Meara v Fox (2001)
The first defendant had not participated in a business venture with the first claimant as his professional and personal adviser, and therefore did not owe him any fiduciary or equitable duties. In any event, the claim was statue barred.
Claim and counterclaim by the participants of a business venture to determine the extent (if any) to which each was liable to contribute to the other in respect of sums paid out by them for certain guarantee liabilities, and a further claim by the first claimant ('M') that the first defendant ('F') owed him a fiduciary duty of care. The first defendant was a chartered accountant. The remaining defendants were his partners in an accountancy practice. The claimants and the defendants had established a group of companies to exploit a catering venture. M and F guaranteed the group's liabilities to the bank. Following the liquidation of the group, M and F discharged the group's debt between them. M then sought to recover the sums which he had paid to the bank from F on the grounds that F was M's professional and personal adviser; that F had owed M the fiduciary and/or common law duties owed by such an adviser; and that M was entitled to equitable compensation for F's breaches of those duties. M also contended that he had been induced to enter into his guarantee by the presumed undue influence of F. F pleaded limitation, to which M responded by alleging that material matters had been deliberately concealed from him, such that he was entitled to the benefit of s.32 Limitation Act 1980. In addition, F counterclaimed for a declaration that the claimants and he were obliged to contribute equally to the group's indebtedness to the bank, which would reduce his share from one half to one third.

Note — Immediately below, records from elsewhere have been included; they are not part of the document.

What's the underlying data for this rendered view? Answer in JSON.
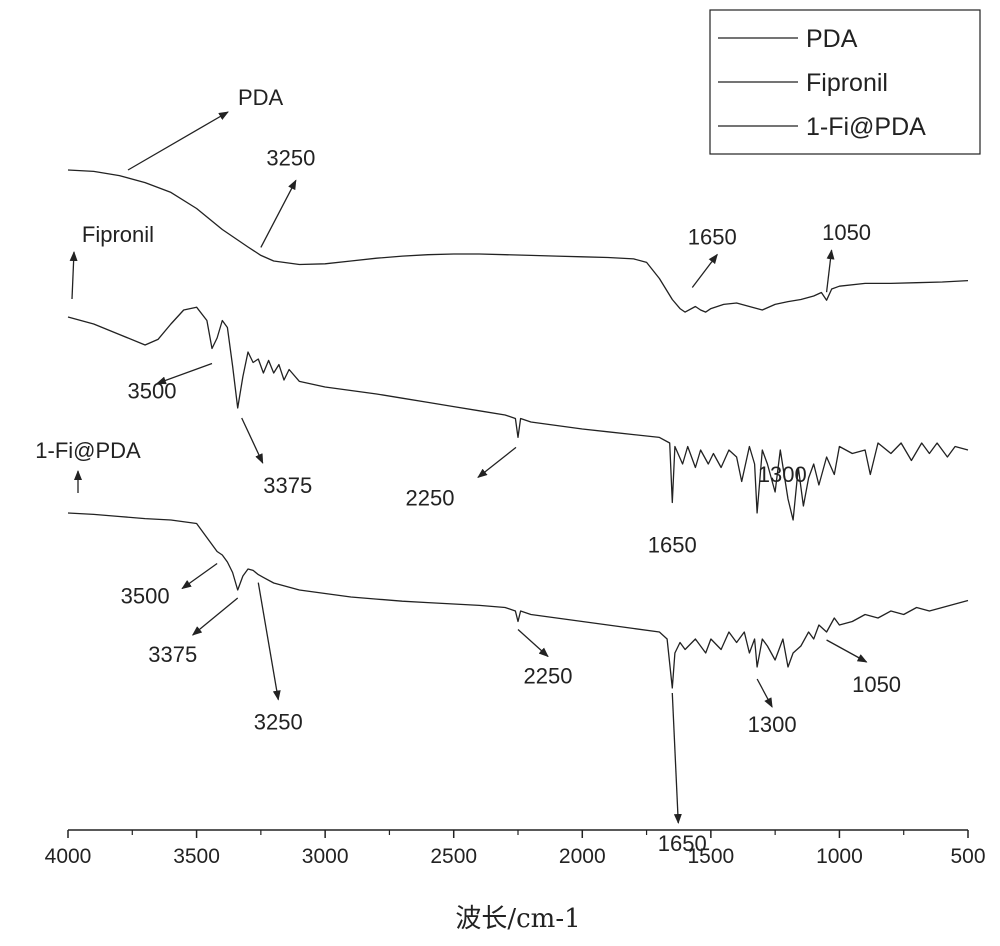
{
  "chart_data": {
    "type": "line",
    "title": "",
    "xlabel": "波长/cm-1",
    "ylabel": "",
    "xlim": [
      4000,
      500
    ],
    "x_reversed": true,
    "xticks": [
      4000,
      3500,
      3000,
      2500,
      2000,
      1500,
      1000,
      500
    ],
    "yticks_shown": false,
    "grid": false,
    "legend_position": "top-right",
    "legend": [
      "PDA",
      "Fipronil",
      "1-Fi@PDA"
    ],
    "series": [
      {
        "name": "PDA",
        "x": [
          4000,
          3900,
          3800,
          3700,
          3600,
          3500,
          3400,
          3300,
          3250,
          3200,
          3100,
          3000,
          2900,
          2800,
          2700,
          2600,
          2500,
          2400,
          2300,
          2200,
          2100,
          2000,
          1900,
          1800,
          1750,
          1700,
          1650,
          1620,
          1600,
          1560,
          1540,
          1520,
          1500,
          1450,
          1400,
          1350,
          1300,
          1250,
          1200,
          1150,
          1100,
          1070,
          1050,
          1030,
          1000,
          900,
          800,
          700,
          600,
          500
        ],
        "y": [
          0.0,
          -0.02,
          -0.08,
          -0.18,
          -0.32,
          -0.55,
          -0.85,
          -1.1,
          -1.22,
          -1.3,
          -1.35,
          -1.34,
          -1.3,
          -1.26,
          -1.23,
          -1.21,
          -1.2,
          -1.2,
          -1.21,
          -1.22,
          -1.23,
          -1.24,
          -1.25,
          -1.27,
          -1.32,
          -1.55,
          -1.85,
          -1.98,
          -2.03,
          -1.95,
          -2.0,
          -2.03,
          -1.98,
          -1.92,
          -1.9,
          -1.95,
          -2.0,
          -1.92,
          -1.88,
          -1.85,
          -1.8,
          -1.75,
          -1.86,
          -1.7,
          -1.66,
          -1.62,
          -1.62,
          -1.61,
          -1.6,
          -1.58
        ]
      },
      {
        "name": "Fipronil",
        "x": [
          4000,
          3900,
          3800,
          3700,
          3650,
          3600,
          3550,
          3500,
          3460,
          3440,
          3420,
          3400,
          3380,
          3360,
          3340,
          3320,
          3300,
          3280,
          3260,
          3240,
          3220,
          3200,
          3180,
          3160,
          3140,
          3100,
          3000,
          2900,
          2800,
          2700,
          2600,
          2500,
          2400,
          2300,
          2260,
          2250,
          2240,
          2200,
          2100,
          2000,
          1900,
          1800,
          1700,
          1660,
          1650,
          1640,
          1610,
          1590,
          1560,
          1540,
          1510,
          1490,
          1460,
          1430,
          1400,
          1380,
          1350,
          1330,
          1320,
          1300,
          1280,
          1250,
          1230,
          1200,
          1180,
          1160,
          1140,
          1120,
          1100,
          1080,
          1050,
          1020,
          1000,
          950,
          900,
          880,
          850,
          800,
          760,
          720,
          680,
          650,
          620,
          580,
          550,
          500
        ],
        "y": [
          -2.1,
          -2.2,
          -2.35,
          -2.5,
          -2.42,
          -2.2,
          -2.0,
          -1.96,
          -2.15,
          -2.55,
          -2.4,
          -2.15,
          -2.25,
          -2.8,
          -3.4,
          -2.95,
          -2.6,
          -2.75,
          -2.7,
          -2.9,
          -2.72,
          -2.9,
          -2.78,
          -3.0,
          -2.85,
          -3.02,
          -3.1,
          -3.15,
          -3.2,
          -3.26,
          -3.32,
          -3.38,
          -3.44,
          -3.5,
          -3.55,
          -3.82,
          -3.55,
          -3.6,
          -3.65,
          -3.7,
          -3.74,
          -3.78,
          -3.82,
          -3.9,
          -4.75,
          -3.95,
          -4.2,
          -3.95,
          -4.25,
          -4.0,
          -4.2,
          -4.05,
          -4.25,
          -4.0,
          -4.1,
          -4.45,
          -3.95,
          -4.2,
          -4.9,
          -4.0,
          -4.2,
          -4.6,
          -4.0,
          -4.7,
          -5.0,
          -4.25,
          -4.8,
          -4.4,
          -4.2,
          -4.5,
          -4.1,
          -4.35,
          -3.95,
          -4.05,
          -4.0,
          -4.35,
          -3.9,
          -4.05,
          -3.9,
          -4.15,
          -3.9,
          -4.05,
          -3.9,
          -4.1,
          -3.95,
          -4.0
        ]
      },
      {
        "name": "1-Fi@PDA",
        "x": [
          4000,
          3900,
          3800,
          3700,
          3600,
          3500,
          3450,
          3420,
          3400,
          3380,
          3360,
          3340,
          3320,
          3300,
          3280,
          3260,
          3240,
          3200,
          3100,
          3000,
          2900,
          2800,
          2700,
          2600,
          2500,
          2400,
          2300,
          2260,
          2250,
          2240,
          2200,
          2100,
          2000,
          1900,
          1800,
          1700,
          1670,
          1650,
          1640,
          1620,
          1600,
          1560,
          1520,
          1500,
          1460,
          1430,
          1400,
          1370,
          1350,
          1330,
          1320,
          1300,
          1280,
          1250,
          1220,
          1200,
          1180,
          1150,
          1120,
          1100,
          1080,
          1050,
          1020,
          1000,
          950,
          900,
          850,
          800,
          750,
          700,
          650,
          600,
          550,
          500
        ],
        "y": [
          -4.9,
          -4.92,
          -4.95,
          -4.98,
          -5.0,
          -5.05,
          -5.3,
          -5.45,
          -5.5,
          -5.6,
          -5.75,
          -6.0,
          -5.8,
          -5.7,
          -5.72,
          -5.78,
          -5.82,
          -5.9,
          -6.0,
          -6.05,
          -6.1,
          -6.13,
          -6.16,
          -6.18,
          -6.2,
          -6.22,
          -6.25,
          -6.3,
          -6.45,
          -6.3,
          -6.35,
          -6.4,
          -6.45,
          -6.5,
          -6.55,
          -6.6,
          -6.7,
          -7.4,
          -6.9,
          -6.75,
          -6.85,
          -6.7,
          -6.9,
          -6.7,
          -6.85,
          -6.6,
          -6.75,
          -6.6,
          -6.9,
          -6.7,
          -7.1,
          -6.7,
          -6.8,
          -7.0,
          -6.7,
          -7.1,
          -6.9,
          -6.8,
          -6.6,
          -6.7,
          -6.5,
          -6.6,
          -6.4,
          -6.5,
          -6.45,
          -6.35,
          -6.4,
          -6.3,
          -6.35,
          -6.25,
          -6.3,
          -6.25,
          -6.2,
          -6.15
        ]
      }
    ],
    "annotations": [
      {
        "text": "PDA",
        "x": 4000,
        "series": "PDA"
      },
      {
        "text": "3250",
        "x": 3250,
        "series": "PDA"
      },
      {
        "text": "1650",
        "x": 1650,
        "series": "PDA"
      },
      {
        "text": "1050",
        "x": 1050,
        "series": "PDA"
      },
      {
        "text": "Fipronil",
        "x": 4000,
        "series": "Fipronil"
      },
      {
        "text": "3500",
        "x": 3440,
        "series": "Fipronil"
      },
      {
        "text": "3375",
        "x": 3340,
        "series": "Fipronil"
      },
      {
        "text": "2250",
        "x": 2250,
        "series": "Fipronil"
      },
      {
        "text": "1650",
        "x": 1650,
        "series": "Fipronil"
      },
      {
        "text": "1300",
        "x": 1300,
        "series": "Fipronil"
      },
      {
        "text": "1-Fi@PDA",
        "x": 4000,
        "series": "1-Fi@PDA"
      },
      {
        "text": "3500",
        "x": 3420,
        "series": "1-Fi@PDA"
      },
      {
        "text": "3375",
        "x": 3340,
        "series": "1-Fi@PDA"
      },
      {
        "text": "3250",
        "x": 3260,
        "series": "1-Fi@PDA"
      },
      {
        "text": "2250",
        "x": 2250,
        "series": "1-Fi@PDA"
      },
      {
        "text": "1650",
        "x": 1650,
        "series": "1-Fi@PDA"
      },
      {
        "text": "1300",
        "x": 1320,
        "series": "1-Fi@PDA"
      },
      {
        "text": "1050",
        "x": 1050,
        "series": "1-Fi@PDA"
      }
    ]
  }
}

(1) The court was entirely satisfied that M had been a full and active participant in all the principal decisions which had led to the guarantee exposure with which he and his wife, the second claimant, were ultimately faced. (2) The court was equally satisfied that F had not participated in the venture as M's adviser, and that M had not looked to him for any such advice. Both M and F had participated on an equal footing. (3) It followed that the allegations of breach of duty and/or undue influence were not made out. (4) Equally clearly, the claim was in any event statue-barred, as, in accordance with the finding at (1) above, there was nothing that F had concealed from M. (5) F's claim for a contribution from M's wife was "remarkably unattractive" given that she, to F's full knowledge, had played no part whatsoever in the business. M had represented one side of the financial interests in the venture and F had represented the other. It was appropriate, therefore, that they should bear the guarantee liability equally.